Since all the action in the series took place last year and viewers already know what happened during the races, the actual races aren’t that important to Hill’s storytelling. Her job is to tell the viewer what they don’t know.

“What they don’t know is the backstory of it and the strategy and things that are going on behind the scenes, and all those parts that make each race different,” she says. “We’re filming something that is about a sport but we’re not treating it like sports coverage . . . We’re using the race as a dramatic tool for the storytelling, but that’s not what it’s about. The outcome of it is not necessarily what we’re trying to tell. We’re trying to tell a much broader story about these teams.”

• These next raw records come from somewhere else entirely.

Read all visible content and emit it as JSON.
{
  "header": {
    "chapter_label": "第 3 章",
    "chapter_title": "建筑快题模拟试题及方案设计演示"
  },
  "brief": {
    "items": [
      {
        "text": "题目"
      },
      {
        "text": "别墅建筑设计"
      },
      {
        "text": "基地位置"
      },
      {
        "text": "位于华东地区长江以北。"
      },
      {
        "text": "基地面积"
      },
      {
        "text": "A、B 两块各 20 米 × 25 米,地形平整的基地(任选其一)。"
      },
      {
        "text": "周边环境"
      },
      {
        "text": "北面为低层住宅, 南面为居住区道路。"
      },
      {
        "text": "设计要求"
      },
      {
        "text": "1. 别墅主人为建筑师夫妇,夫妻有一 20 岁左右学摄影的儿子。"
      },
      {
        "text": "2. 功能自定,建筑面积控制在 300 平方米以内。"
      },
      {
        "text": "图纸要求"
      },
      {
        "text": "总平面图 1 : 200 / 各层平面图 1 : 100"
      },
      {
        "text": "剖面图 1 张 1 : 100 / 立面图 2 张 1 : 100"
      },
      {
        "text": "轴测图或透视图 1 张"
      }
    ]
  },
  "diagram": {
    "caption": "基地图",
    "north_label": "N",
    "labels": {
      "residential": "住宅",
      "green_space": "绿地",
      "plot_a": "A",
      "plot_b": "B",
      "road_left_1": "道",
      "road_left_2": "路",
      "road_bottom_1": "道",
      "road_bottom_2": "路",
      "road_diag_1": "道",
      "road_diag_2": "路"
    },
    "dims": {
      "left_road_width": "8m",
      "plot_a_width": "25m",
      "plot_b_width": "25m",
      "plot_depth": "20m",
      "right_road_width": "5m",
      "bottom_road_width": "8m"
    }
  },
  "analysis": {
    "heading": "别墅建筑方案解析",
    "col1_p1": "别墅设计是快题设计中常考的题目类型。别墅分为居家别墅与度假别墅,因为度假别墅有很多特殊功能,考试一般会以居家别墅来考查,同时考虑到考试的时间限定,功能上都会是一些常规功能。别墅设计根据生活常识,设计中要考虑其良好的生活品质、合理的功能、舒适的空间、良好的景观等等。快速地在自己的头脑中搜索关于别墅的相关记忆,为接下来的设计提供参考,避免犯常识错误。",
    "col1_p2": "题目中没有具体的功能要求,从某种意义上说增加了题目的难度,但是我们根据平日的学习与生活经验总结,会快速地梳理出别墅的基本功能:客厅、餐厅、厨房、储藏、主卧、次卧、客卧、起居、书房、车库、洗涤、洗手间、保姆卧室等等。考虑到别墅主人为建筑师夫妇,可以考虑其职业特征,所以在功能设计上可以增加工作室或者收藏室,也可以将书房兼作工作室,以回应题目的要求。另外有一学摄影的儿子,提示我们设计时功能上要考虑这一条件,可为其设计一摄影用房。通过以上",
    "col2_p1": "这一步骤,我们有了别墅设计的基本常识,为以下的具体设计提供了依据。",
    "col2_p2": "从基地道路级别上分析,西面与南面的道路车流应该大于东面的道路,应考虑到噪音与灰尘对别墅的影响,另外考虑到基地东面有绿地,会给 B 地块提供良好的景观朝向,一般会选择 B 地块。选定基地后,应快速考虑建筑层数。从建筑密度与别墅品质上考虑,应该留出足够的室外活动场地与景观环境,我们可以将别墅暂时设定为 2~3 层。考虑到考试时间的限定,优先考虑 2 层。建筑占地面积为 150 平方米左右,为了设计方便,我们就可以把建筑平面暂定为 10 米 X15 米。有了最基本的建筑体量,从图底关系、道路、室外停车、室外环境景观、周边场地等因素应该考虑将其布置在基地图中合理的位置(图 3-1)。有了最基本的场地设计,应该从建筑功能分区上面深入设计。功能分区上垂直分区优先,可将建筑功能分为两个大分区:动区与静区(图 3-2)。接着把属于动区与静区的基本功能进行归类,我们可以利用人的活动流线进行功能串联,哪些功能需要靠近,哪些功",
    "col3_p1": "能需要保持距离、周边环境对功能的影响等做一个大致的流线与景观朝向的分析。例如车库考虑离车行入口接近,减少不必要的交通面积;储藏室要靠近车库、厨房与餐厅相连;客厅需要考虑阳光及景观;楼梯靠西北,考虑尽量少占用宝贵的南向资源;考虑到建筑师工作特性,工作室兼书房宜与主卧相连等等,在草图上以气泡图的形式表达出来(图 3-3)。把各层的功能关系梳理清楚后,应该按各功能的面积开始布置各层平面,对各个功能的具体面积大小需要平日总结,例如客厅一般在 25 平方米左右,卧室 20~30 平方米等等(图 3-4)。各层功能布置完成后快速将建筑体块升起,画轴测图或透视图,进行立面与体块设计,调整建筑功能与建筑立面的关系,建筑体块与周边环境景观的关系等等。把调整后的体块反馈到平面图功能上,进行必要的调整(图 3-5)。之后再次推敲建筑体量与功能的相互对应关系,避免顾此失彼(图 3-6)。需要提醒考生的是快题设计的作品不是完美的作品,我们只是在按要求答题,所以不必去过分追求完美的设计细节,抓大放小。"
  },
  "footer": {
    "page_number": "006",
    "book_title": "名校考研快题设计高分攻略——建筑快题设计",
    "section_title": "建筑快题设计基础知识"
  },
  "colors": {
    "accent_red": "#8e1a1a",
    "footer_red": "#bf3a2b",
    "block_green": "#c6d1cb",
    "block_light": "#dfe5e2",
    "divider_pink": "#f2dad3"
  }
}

The series has been well received by NASCAR fans and critics of sports documentaries. She says she owes a lot of that to her longtime editor, Tom Vickers, who was her editor on “Private Violence” and who edits her Vivian Howard series, “A Chef’s Life.”

“He really understands the content we’re collecting in the field,” says Hill. “What we like are things other editors or filmmaking teams would throw on the editing room floor. We like those small moments where it might not necessarily seem like an obvious choice, but those small moments really are the things that reveal true characters.”

How to watch ‘Road to Race Day’

Stream “Road to Race Day” on go90.com. There are eight main episodes in all, with each episode released in three acts. A new episode is released each week. Pay no attention to go90’s labeling – just keep watching through what go90 calls episode 24.